Imagination and friendship, I will have much to talk with you about both during our time together. But less you think that all of this talk of hope amid the permanent emergency is merely my preacherly penchant for abstraction let me close with a story and an observation.

The story is about Grace Lee Boggs. She was an activist and a philosopher who lived in Detroit for much of the twentieth-century and well into the early twenty-first century. Like Martin King, she understood that the crises we face are not primarily economic, political, or even social, they are moral.

Grace Lee witnessed the desolation of Detroit. She saw the city shrink from two million to less than seven hundred thousand. She lived among the abandoned factories and the burned out homes that stretched block upon block, mile upon mile. And she saw a new vision for the city, a greener vision, a vision in which her task was “planting the seeds of Hope.”

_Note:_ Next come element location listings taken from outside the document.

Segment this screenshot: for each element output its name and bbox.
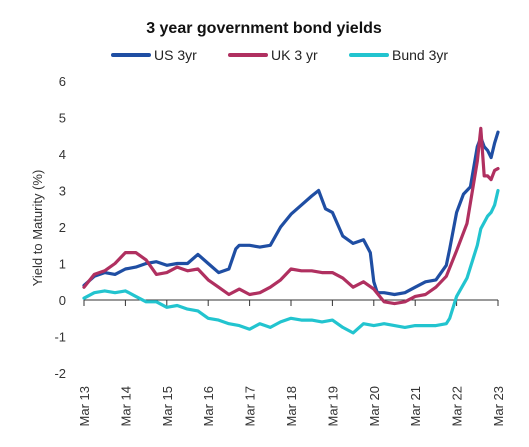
y-tick-label: 3 — [59, 184, 66, 199]
legend-label: US 3yr — [154, 47, 197, 63]
x-tick-label: Mar 16 — [201, 386, 216, 426]
y-tick-label: 0 — [59, 293, 66, 308]
x-tick-label: Mar 22 — [450, 386, 465, 426]
legend: US 3yr UK 3 yr Bund 3yr — [111, 47, 448, 63]
x-tick-label: Mar 21 — [408, 386, 423, 426]
y-tick-label: 5 — [59, 111, 66, 126]
x-axis-ticks: Mar 13 Mar 14 Mar 15 Mar 16 Mar 17 Mar 18 Mar … — [77, 300, 506, 426]
y-tick-label: 1 — [59, 257, 66, 272]
x-tick-label: Mar 14 — [118, 386, 133, 426]
x-tick-label: Mar 13 — [77, 386, 92, 426]
legend-label: Bund 3yr — [392, 47, 448, 63]
x-tick-label: Mar 18 — [284, 386, 299, 426]
y-axis-ticks: 6 5 4 3 2 1 0 -1 -2 — [54, 74, 66, 381]
series-line-bund-3yr — [82, 188, 500, 335]
x-tick-label: Mar 15 — [160, 386, 175, 426]
series-line-us-3yr — [82, 130, 500, 297]
y-tick-label: -2 — [54, 366, 66, 381]
y-tick-label: 2 — [59, 220, 66, 235]
x-tick-label: Mar 20 — [367, 386, 382, 426]
x-tick-label: Mar 19 — [325, 386, 340, 426]
y-axis-label: Yield to Maturity (%) — [30, 170, 45, 287]
y-tick-label: 4 — [59, 147, 66, 162]
series-line-uk-3-yr — [82, 126, 500, 306]
legend-label: UK 3 yr — [271, 47, 318, 63]
series-layer — [82, 126, 500, 335]
y-tick-label: 6 — [59, 74, 66, 89]
x-tick-label: Mar 23 — [491, 386, 506, 426]
x-tick-label: Mar 17 — [243, 386, 258, 426]
y-tick-label: -1 — [54, 330, 66, 345]
chart-title: 3 year government bond yields — [146, 20, 382, 37]
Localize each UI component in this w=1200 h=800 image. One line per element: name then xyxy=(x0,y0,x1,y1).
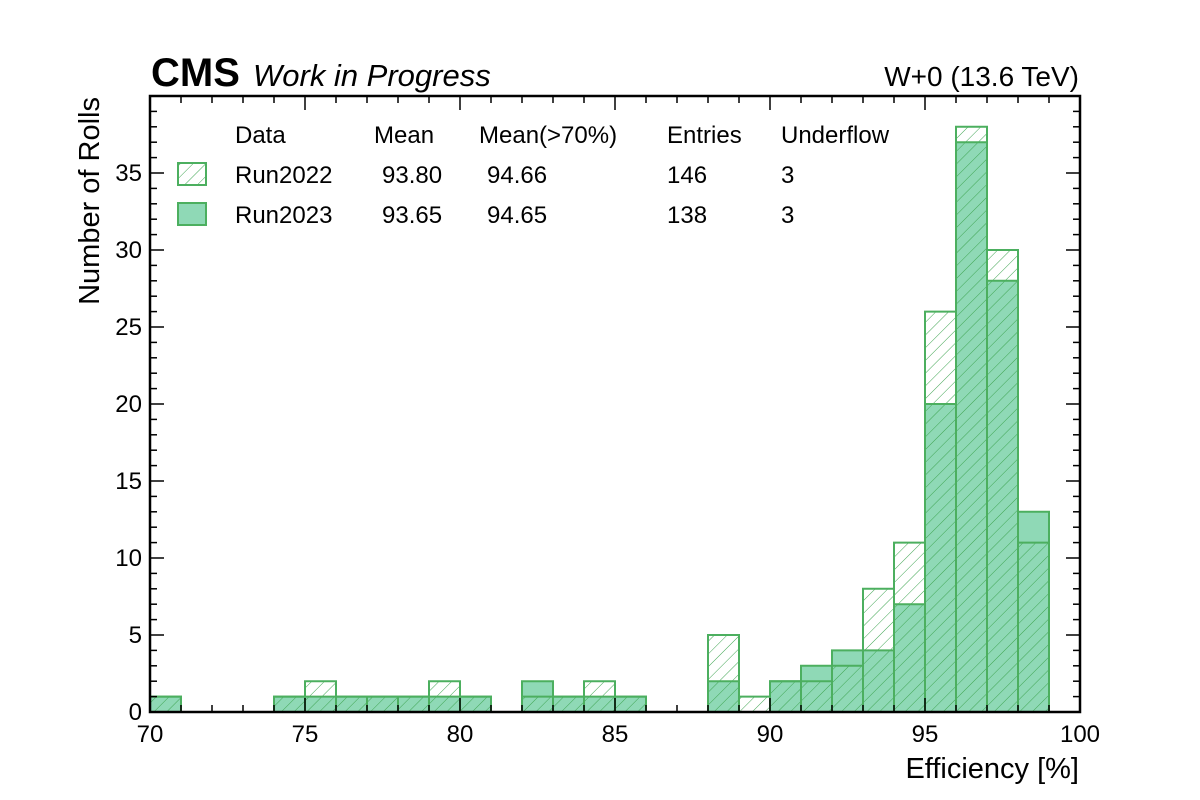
x-tick-label: 70 xyxy=(137,721,164,748)
x-tick-label: 85 xyxy=(602,721,629,748)
legend-header-underflow: Underflow xyxy=(781,122,890,149)
run2022-bar xyxy=(274,696,305,712)
axis-tick-labels: 70 75 80 85 90 95 100 0 5 10 15 20 25 30 35 xyxy=(115,160,1100,748)
legend-header-mean-gt70: Mean(>70%) xyxy=(479,122,617,149)
y-tick-label: 15 xyxy=(115,468,142,495)
run2022-bar xyxy=(708,635,739,712)
run2022-bar xyxy=(1018,542,1049,712)
run2022-bar xyxy=(336,696,367,712)
legend-header-entries: Entries xyxy=(667,122,742,149)
x-axis-title: Efficiency [%] xyxy=(905,753,1079,785)
legend-entries-run2022: 146 xyxy=(667,162,707,189)
run2022-bar xyxy=(739,696,770,712)
run2022-bar xyxy=(367,696,398,712)
y-tick-label: 0 xyxy=(129,699,142,726)
run2022-bar xyxy=(956,126,987,713)
run2022-bar xyxy=(770,681,801,712)
x-tick-label: 95 xyxy=(912,721,939,748)
legend: Data Mean Mean(>70%) Entries Underflow R… xyxy=(177,122,890,229)
legend-name-run2023: Run2023 xyxy=(235,202,332,229)
legend-header-mean: Mean xyxy=(374,122,434,149)
run2022-bar xyxy=(150,696,181,712)
y-tick-label: 30 xyxy=(115,237,142,264)
legend-header-data: Data xyxy=(235,122,286,149)
run2022-bar xyxy=(801,681,832,712)
legend-swatch-run2023 xyxy=(177,202,207,226)
run2022-bar xyxy=(522,696,553,712)
run2022-bar xyxy=(832,665,863,712)
legend-name-run2022: Run2022 xyxy=(235,162,332,189)
y-tick-label: 5 xyxy=(129,622,142,649)
legend-underflow-run2023: 3 xyxy=(781,202,794,229)
run2022-bar xyxy=(615,696,646,712)
x-tick-label: 90 xyxy=(757,721,784,748)
y-tick-label: 25 xyxy=(115,314,142,341)
x-tick-label: 80 xyxy=(447,721,474,748)
run2022-bar xyxy=(894,542,925,712)
plot-frame xyxy=(148,94,1082,714)
run2022-bar xyxy=(460,696,491,712)
run2022-bars xyxy=(150,126,1049,713)
legend-mean-run2022: 93.80 xyxy=(382,162,442,189)
outline-run2022 xyxy=(149,125,1050,712)
legend-mean-gt70-run2022: 94.66 xyxy=(487,162,547,189)
legend-underflow-run2022: 3 xyxy=(781,162,794,189)
x-tick-label: 100 xyxy=(1060,721,1100,748)
experiment-label: CMS xyxy=(151,51,240,95)
x-tick-label: 75 xyxy=(292,721,319,748)
legend-mean-run2023: 93.65 xyxy=(382,202,442,229)
energy-label: W+0 (13.6 TeV) xyxy=(884,61,1079,92)
run2022-bar xyxy=(398,696,429,712)
run2022-bar xyxy=(553,696,584,712)
y-tick-label: 20 xyxy=(115,391,142,418)
run2022-bar xyxy=(987,250,1018,712)
status-label: Work in Progress xyxy=(253,58,491,93)
legend-mean-gt70-run2023: 94.65 xyxy=(487,202,547,229)
y-tick-label: 10 xyxy=(115,545,142,572)
legend-entries-run2023: 138 xyxy=(667,202,707,229)
legend-swatch-run2022 xyxy=(177,162,207,186)
bar-outlines xyxy=(149,125,1050,712)
y-axis-title: Number of Rolls xyxy=(74,97,106,305)
run2022-bar xyxy=(925,311,956,712)
y-tick-label: 35 xyxy=(115,160,142,187)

And plant she did. Working with others, she led a movement to regreen the city. She helped organize the creation of hundreds, perhaps thousands, of community gardens across Detroit. That ruined block became a vegetable garden. That one was turned over to flowers. Did her work completely transform the city? No, but it did create human connections amid isolation. It led to friendships across racial and economic lines. It generated new community organizations. It enabled thousands of impoverished people who would not otherwise have access to fresh fruit and vegetables to grow their own food. And it began with an act of imagination that vacant lots were not blight but “opportunities to develop urban agriculture and build a new society from the ground up.” It came from a recognition that there is an “inseparable interconnection between our minds, hearts, and bodies.” It originated with a vision that her city could be different than it was.

My closing observation is about Victor Serge. After all of the horrors of the first half the twentieth-century he was able to claim, “The course is set on hope.” Why? Because he experienced real, deep, friendship amid all of it. This gave him the knowledge that, however horrible humans can be to each other, we still retain the ability to recognize the inherent worth and dignity that resides in each of us. And through it all, he remained ever aware of the possibility of the imagination to uncover a better world. The last word of his last poem, found upon him after he died: “dazzling.” Dazzling, the last word of someone who had seen all of the crises of his age. Dazzling, the last word of someone who refused to let his imagination be stifled or forget power of friendship to save our world. Dazzling… the course is set on hope.

So that we may unleash our imaginations, build real friendships, and, together, as a religious community, confront the permanent emergency, I invite the congregation to say, Amen.